What good is testing your security going to be if you're not going to invest some time to try and understand the testing procedures themselves?

When looking at security/nmap it really isn't as difficult as you make it out to be, especially considering that the nmap(1) manual page lists several ready-to-use examples which you can apply right away.


----------



## adripillo (Jul 4, 2013)

ShelLuser said:
			
		

> What good is testing your security going to be if you're not going to invest some time to try and understand the testing procedures themselves?
> 
> When looking at security/nmap it really isn't as difficult as you make it out to be, especially considering that the nmap(1) manual page lists several ready-to-use examples which you can apply right away.



Yes*,* but graphical is more "easy" to show to the people that only use _W_indows. But thank you


----------



## Solaris (Jul 4, 2013)

Here is the slow comprehensive scan command that i have grabbed from zenmap GUI*:*

`nmap -sS -sU -T4 -A -v -PE -PP -PS80,443 -PA3389 -PU40125 -PY -g 53 --script "default or (discovery and safe)" 123.123.123.123`


----------



## adripillo (Jul 4, 2013)

Solaris said:
			
		

> Here is the slow comprehensive scan command that i have grabbed from zenmap gui :
> 
> `nmap -sS -sU -T4 -A -v -PE -PP -PS80,443 -PA3389 -PU40125 -PY -g 53 --script "default or (discovery and safe)" 123.123.123.123`



*T*hank you, will try it.


----------



## throAU (Jul 5, 2013)

adripillo said:
			
		

> Yes*,* but graphical is more "easy" to show to the people that only use _W_indows. But thank you



If people only use Windows and can't figure out command line options for `nmap` (or what the options actually mean, and what they are trying to accomplish), then they really have no business performing security audits.

As far as reporting goes, `nmap` can output to XML from memory.


----------



## adripillo (Jul 5, 2013)

throAU said:
			
		

> If people only use Windows and can't figure out command line options for `nmap` (or what the options actually mean, and what they are trying to accomplish), then they really have no business performing security audits.
> 
> As far as reporting goes, `nmap` can output to XML from memory.

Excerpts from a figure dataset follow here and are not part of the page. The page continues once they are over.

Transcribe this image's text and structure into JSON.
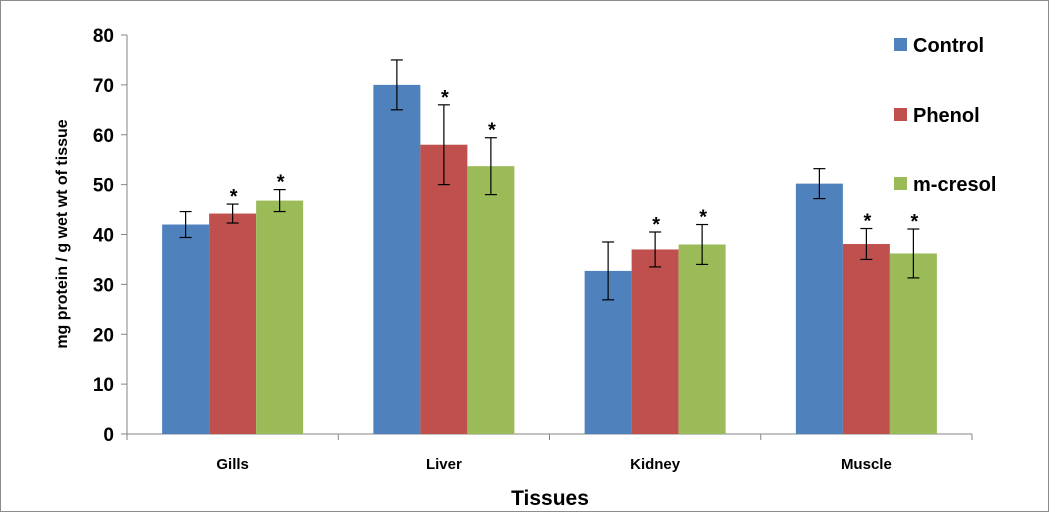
{
  "chart_data": {
    "type": "bar",
    "xlabel": "Tissues",
    "ylabel": "mg protein / g  wet wt of tissue",
    "ylim": [
      0,
      80
    ],
    "yticks": [
      0,
      10,
      20,
      30,
      40,
      50,
      60,
      70,
      80
    ],
    "categories": [
      "Gills",
      "Liver",
      "Kidney",
      "Muscle"
    ],
    "legend_position": "top-right",
    "significance_marker": "*",
    "series": [
      {
        "name": "Control",
        "color": "#4f81bd",
        "values": [
          42.0,
          70.0,
          32.7,
          50.2
        ],
        "error": [
          2.6,
          5.0,
          5.8,
          3.0
        ],
        "significant": [
          false,
          false,
          false,
          false
        ]
      },
      {
        "name": "Phenol",
        "color": "#c0504d",
        "values": [
          44.2,
          58.0,
          37.0,
          38.1
        ],
        "error": [
          1.9,
          8.0,
          3.5,
          3.1
        ],
        "significant": [
          true,
          true,
          true,
          true
        ]
      },
      {
        "name": "m-cresol",
        "color": "#9bbb59",
        "values": [
          46.8,
          53.7,
          38.0,
          36.2
        ],
        "error": [
          2.2,
          5.7,
          4.0,
          4.9
        ],
        "significant": [
          true,
          true,
          true,
          true
        ]
      }
    ]
  }
}
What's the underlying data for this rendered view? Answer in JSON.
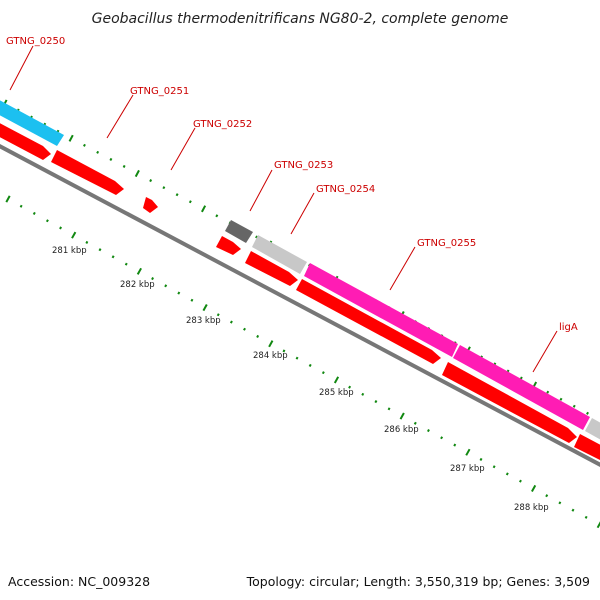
{
  "title": "Geobacillus thermodenitrificans NG80-2, complete genome",
  "footer": {
    "accession": "Accession: NC_009328",
    "info": "Topology: circular; Length: 3,550,319 bp; Genes: 3,509"
  },
  "colors": {
    "cds": "#ff0000",
    "gene_cyan": "#1cc0f0",
    "gene_magenta": "#ff1cb4",
    "gene_gray": "#c0c0c0",
    "gene_darkgray": "#666666",
    "backbone": "#777777",
    "tick": "#118811",
    "label": "#cc0000"
  },
  "gene_labels": [
    "GTNG_0250",
    "GTNG_0251",
    "GTNG_0252",
    "GTNG_0253",
    "GTNG_0254",
    "GTNG_0255",
    "ligA"
  ],
  "kbp_labels": [
    "281 kbp",
    "282 kbp",
    "283 kbp",
    "284 kbp",
    "285 kbp",
    "286 kbp",
    "287 kbp",
    "288 kbp"
  ]
}
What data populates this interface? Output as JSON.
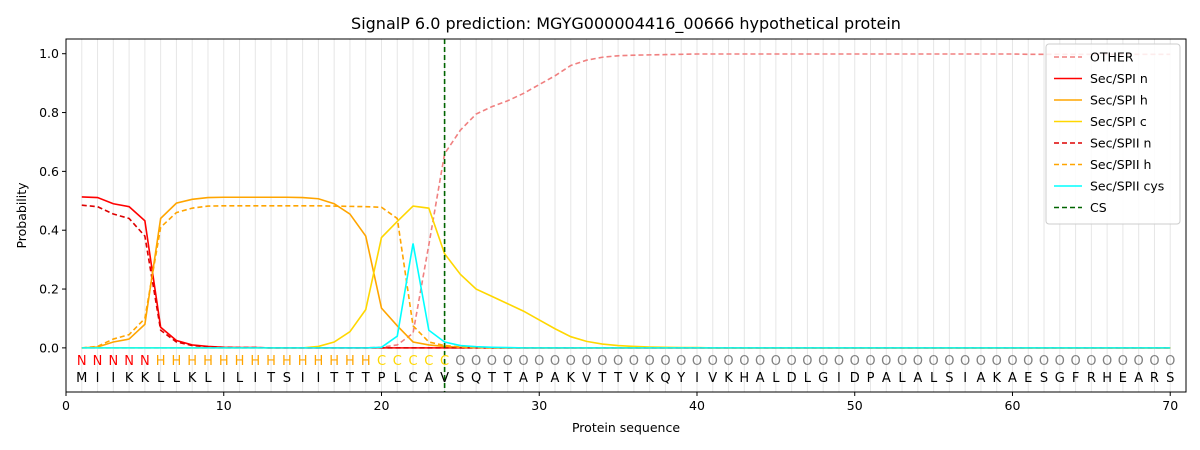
{
  "chart_data": {
    "type": "line",
    "title": "SignalP 6.0 prediction: MGYG000004416_00666 hypothetical protein",
    "xlabel": "Protein sequence",
    "ylabel": "Probability",
    "xlim": [
      0,
      71
    ],
    "ylim": [
      -0.15,
      1.05
    ],
    "x_ticks": [
      0,
      10,
      20,
      30,
      40,
      50,
      60,
      70
    ],
    "y_ticks": [
      0.0,
      0.2,
      0.4,
      0.6,
      0.8,
      1.0
    ],
    "y_tick_labels": [
      "0.0",
      "0.2",
      "0.4",
      "0.6",
      "0.8",
      "1.0"
    ],
    "legend_position": "top-right",
    "sequence": [
      "M",
      "I",
      "I",
      "K",
      "K",
      "L",
      "L",
      "K",
      "L",
      "I",
      "L",
      "I",
      "T",
      "S",
      "I",
      "I",
      "T",
      "T",
      "T",
      "P",
      "L",
      "C",
      "A",
      "V",
      "S",
      "Q",
      "T",
      "T",
      "A",
      "P",
      "A",
      "K",
      "V",
      "T",
      "T",
      "V",
      "K",
      "Q",
      "Y",
      "I",
      "V",
      "K",
      "H",
      "A",
      "L",
      "D",
      "L",
      "G",
      "I",
      "D",
      "P",
      "A",
      "L",
      "A",
      "L",
      "S",
      "I",
      "A",
      "K",
      "A",
      "E",
      "S",
      "G",
      "F",
      "R",
      "H",
      "E",
      "A",
      "R",
      "S"
    ],
    "region_labels": [
      "N",
      "N",
      "N",
      "N",
      "N",
      "H",
      "H",
      "H",
      "H",
      "H",
      "H",
      "H",
      "H",
      "H",
      "H",
      "H",
      "H",
      "H",
      "H",
      "C",
      "C",
      "C",
      "C",
      "C",
      "O",
      "O",
      "O",
      "O",
      "O",
      "O",
      "O",
      "O",
      "O",
      "O",
      "O",
      "O",
      "O",
      "O",
      "O",
      "O",
      "O",
      "O",
      "O",
      "O",
      "O",
      "O",
      "O",
      "O",
      "O",
      "O",
      "O",
      "O",
      "O",
      "O",
      "O",
      "O",
      "O",
      "O",
      "O",
      "O",
      "O",
      "O",
      "O",
      "O",
      "O",
      "O",
      "O",
      "O",
      "O",
      "O"
    ],
    "region_colors": {
      "N": "#ff0000",
      "H": "#ffa500",
      "C": "#ffd700",
      "O": "#808080"
    },
    "cs_position": 24,
    "series": [
      {
        "name": "OTHER",
        "color": "#f08080",
        "dash": "dashed",
        "values": [
          0,
          0,
          0,
          0,
          0,
          0,
          0,
          0,
          0,
          0,
          0,
          0,
          0,
          0,
          0,
          0,
          0,
          0,
          0,
          0.002,
          0.01,
          0.05,
          0.35,
          0.66,
          0.74,
          0.795,
          0.82,
          0.84,
          0.865,
          0.895,
          0.925,
          0.96,
          0.978,
          0.988,
          0.993,
          0.995,
          0.996,
          0.997,
          0.998,
          0.999,
          0.999,
          0.999,
          0.999,
          0.999,
          0.999,
          0.999,
          0.999,
          0.999,
          0.999,
          0.999,
          0.999,
          0.999,
          0.999,
          0.999,
          0.999,
          0.999,
          0.999,
          0.999,
          0.999,
          0.999,
          0.998,
          0.998,
          0.998,
          0.998,
          0.998,
          0.998,
          0.998,
          0.998,
          0.998,
          0.998
        ]
      },
      {
        "name": "Sec/SPI n",
        "color": "#ff0000",
        "dash": "solid",
        "values": [
          0.513,
          0.511,
          0.49,
          0.48,
          0.432,
          0.07,
          0.025,
          0.01,
          0.005,
          0.002,
          0.001,
          0.001,
          0,
          0,
          0,
          0,
          0,
          0,
          0,
          0,
          0,
          0,
          0,
          0,
          0,
          0,
          0,
          0,
          0,
          0,
          0,
          0,
          0,
          0,
          0,
          0,
          0,
          0,
          0,
          0,
          0,
          0,
          0,
          0,
          0,
          0,
          0,
          0,
          0,
          0,
          0,
          0,
          0,
          0,
          0,
          0,
          0,
          0,
          0,
          0,
          0,
          0,
          0,
          0,
          0,
          0,
          0,
          0,
          0,
          0
        ]
      },
      {
        "name": "Sec/SPI h",
        "color": "#ffa500",
        "dash": "solid",
        "values": [
          0,
          0.003,
          0.02,
          0.03,
          0.08,
          0.44,
          0.492,
          0.505,
          0.511,
          0.512,
          0.512,
          0.512,
          0.512,
          0.512,
          0.511,
          0.507,
          0.49,
          0.455,
          0.38,
          0.135,
          0.075,
          0.02,
          0.01,
          0.005,
          0.002,
          0.001,
          0,
          0,
          0,
          0,
          0,
          0,
          0,
          0,
          0,
          0,
          0,
          0,
          0,
          0,
          0,
          0,
          0,
          0,
          0,
          0,
          0,
          0,
          0,
          0,
          0,
          0,
          0,
          0,
          0,
          0,
          0,
          0,
          0,
          0,
          0,
          0,
          0,
          0,
          0,
          0,
          0,
          0,
          0,
          0
        ]
      },
      {
        "name": "Sec/SPI c",
        "color": "#ffd700",
        "dash": "solid",
        "values": [
          0,
          0,
          0,
          0,
          0,
          0,
          0,
          0,
          0,
          0,
          0,
          0,
          0,
          0,
          0,
          0.005,
          0.02,
          0.055,
          0.13,
          0.375,
          0.43,
          0.482,
          0.475,
          0.32,
          0.25,
          0.2,
          0.175,
          0.15,
          0.125,
          0.095,
          0.065,
          0.038,
          0.022,
          0.013,
          0.008,
          0.005,
          0.003,
          0.002,
          0.001,
          0.001,
          0,
          0,
          0,
          0,
          0,
          0,
          0,
          0,
          0,
          0,
          0,
          0,
          0,
          0,
          0,
          0,
          0,
          0,
          0,
          0,
          0,
          0,
          0,
          0,
          0,
          0,
          0,
          0,
          0,
          0
        ]
      },
      {
        "name": "Sec/SPII n",
        "color": "#dd0000",
        "dash": "dashed",
        "values": [
          0.485,
          0.48,
          0.455,
          0.44,
          0.38,
          0.06,
          0.02,
          0.008,
          0.004,
          0.002,
          0.001,
          0.001,
          0,
          0,
          0,
          0,
          0,
          0,
          0,
          0,
          0,
          0,
          0,
          0,
          0,
          0,
          0,
          0,
          0,
          0,
          0,
          0,
          0,
          0,
          0,
          0,
          0,
          0,
          0,
          0,
          0,
          0,
          0,
          0,
          0,
          0,
          0,
          0,
          0,
          0,
          0,
          0,
          0,
          0,
          0,
          0,
          0,
          0,
          0,
          0,
          0,
          0,
          0,
          0,
          0,
          0,
          0,
          0,
          0,
          0
        ]
      },
      {
        "name": "Sec/SPII h",
        "color": "#ffa500",
        "dash": "dashed",
        "values": [
          0,
          0.005,
          0.03,
          0.045,
          0.1,
          0.41,
          0.46,
          0.475,
          0.482,
          0.483,
          0.483,
          0.483,
          0.483,
          0.483,
          0.483,
          0.483,
          0.482,
          0.481,
          0.48,
          0.478,
          0.44,
          0.075,
          0.02,
          0.008,
          0.003,
          0.001,
          0,
          0,
          0,
          0,
          0,
          0,
          0,
          0,
          0,
          0,
          0,
          0,
          0,
          0,
          0,
          0,
          0,
          0,
          0,
          0,
          0,
          0,
          0,
          0,
          0,
          0,
          0,
          0,
          0,
          0,
          0,
          0,
          0,
          0,
          0,
          0,
          0,
          0,
          0,
          0,
          0,
          0,
          0,
          0
        ]
      },
      {
        "name": "Sec/SPII cys",
        "color": "#00ffff",
        "dash": "solid",
        "values": [
          0,
          0,
          0,
          0,
          0,
          0,
          0,
          0,
          0,
          0,
          0,
          0,
          0,
          0,
          0,
          0,
          0,
          0,
          0,
          0.002,
          0.04,
          0.355,
          0.06,
          0.02,
          0.008,
          0.004,
          0.002,
          0.001,
          0,
          0,
          0,
          0,
          0,
          0,
          0,
          0,
          0,
          0,
          0,
          0,
          0,
          0,
          0,
          0,
          0,
          0,
          0,
          0,
          0,
          0,
          0,
          0,
          0,
          0,
          0,
          0,
          0,
          0,
          0,
          0,
          0,
          0,
          0,
          0,
          0,
          0,
          0,
          0,
          0,
          0
        ]
      },
      {
        "name": "CS",
        "color": "#006400",
        "dash": "dashed",
        "values": []
      }
    ]
  }
}
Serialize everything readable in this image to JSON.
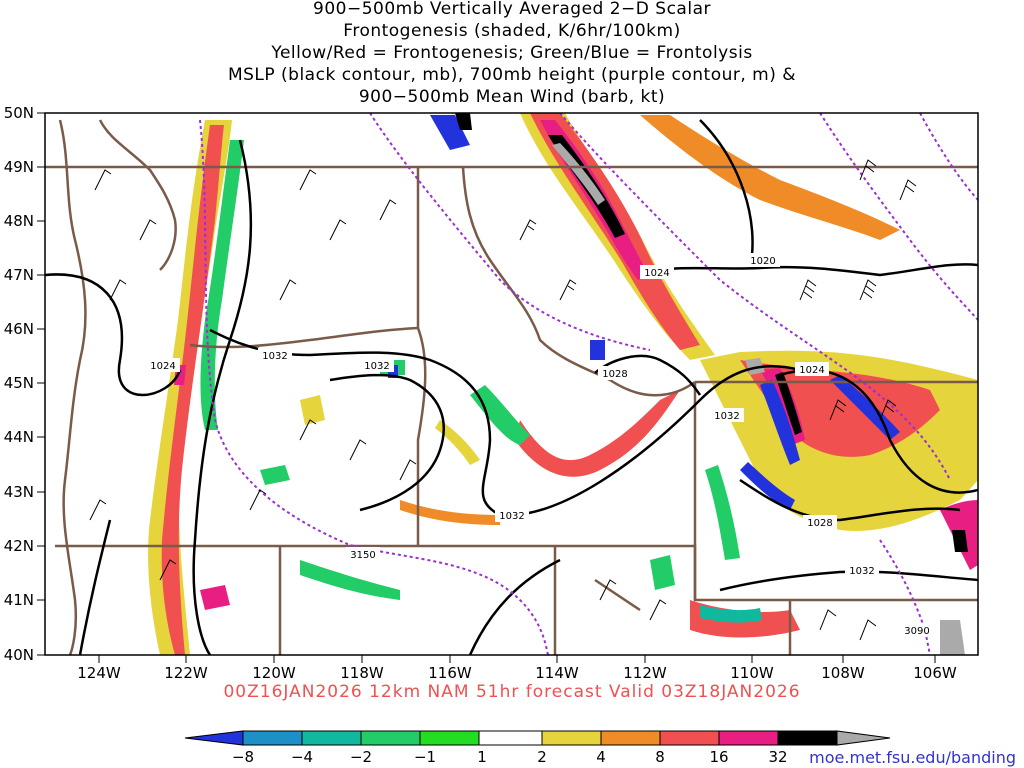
{
  "title_lines": [
    "900−500mb Vertically Averaged 2−D Scalar",
    "Frontogenesis (shaded, K/6hr/100km)",
    "Yellow/Red = Frontogenesis;  Green/Blue = Frontolysis",
    "MSLP (black contour, mb), 700mb height (purple contour, m) &",
    "900−500mb Mean Wind (barb, kt)"
  ],
  "lat_labels": [
    "50N",
    "49N",
    "48N",
    "47N",
    "46N",
    "45N",
    "44N",
    "43N",
    "42N",
    "41N",
    "40N"
  ],
  "lon_labels": [
    "124W",
    "122W",
    "120W",
    "118W",
    "116W",
    "114W",
    "112W",
    "110W",
    "108W",
    "106W"
  ],
  "contour_labels": [
    "1024",
    "1032",
    "1032",
    "1028",
    "1032",
    "1024",
    "1020",
    "1024",
    "1028",
    "1032",
    "1032",
    "3150",
    "3090"
  ],
  "forecast_line": "00Z16JAN2026 12km NAM 51hr forecast Valid 03Z18JAN2026",
  "colorbar": {
    "ticks": [
      "−8",
      "−4",
      "−2",
      "−1",
      "1",
      "2",
      "4",
      "8",
      "16",
      "32"
    ],
    "colors": [
      "#2233dd",
      "#1e90c8",
      "#10b8a0",
      "#22cc66",
      "#22dd22",
      "#ffffff",
      "#e6d43c",
      "#f08c28",
      "#f05050",
      "#e81e82",
      "#000000",
      "#aaaaaa"
    ]
  },
  "credit": "moe.met.fsu.edu/banding"
}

Yes*,* but when you need to show the test result in a conference or something*,* some people there do not understand what you are showing, so graphics for them are more easy.


----------



## throAU (Jul 8, 2013)

adripillo said:
			
		

> Yes*,* but when you need to show the test result in a conference or something*,* some people there *do not understand what you are showing*, so graphics for them are more easy.



So just dodgy something up in Calc? 

Nah, more seriously, nmap definitely does XML output, which you should be able to import into a spreadsheet and do pretty graphs or whatever with


----------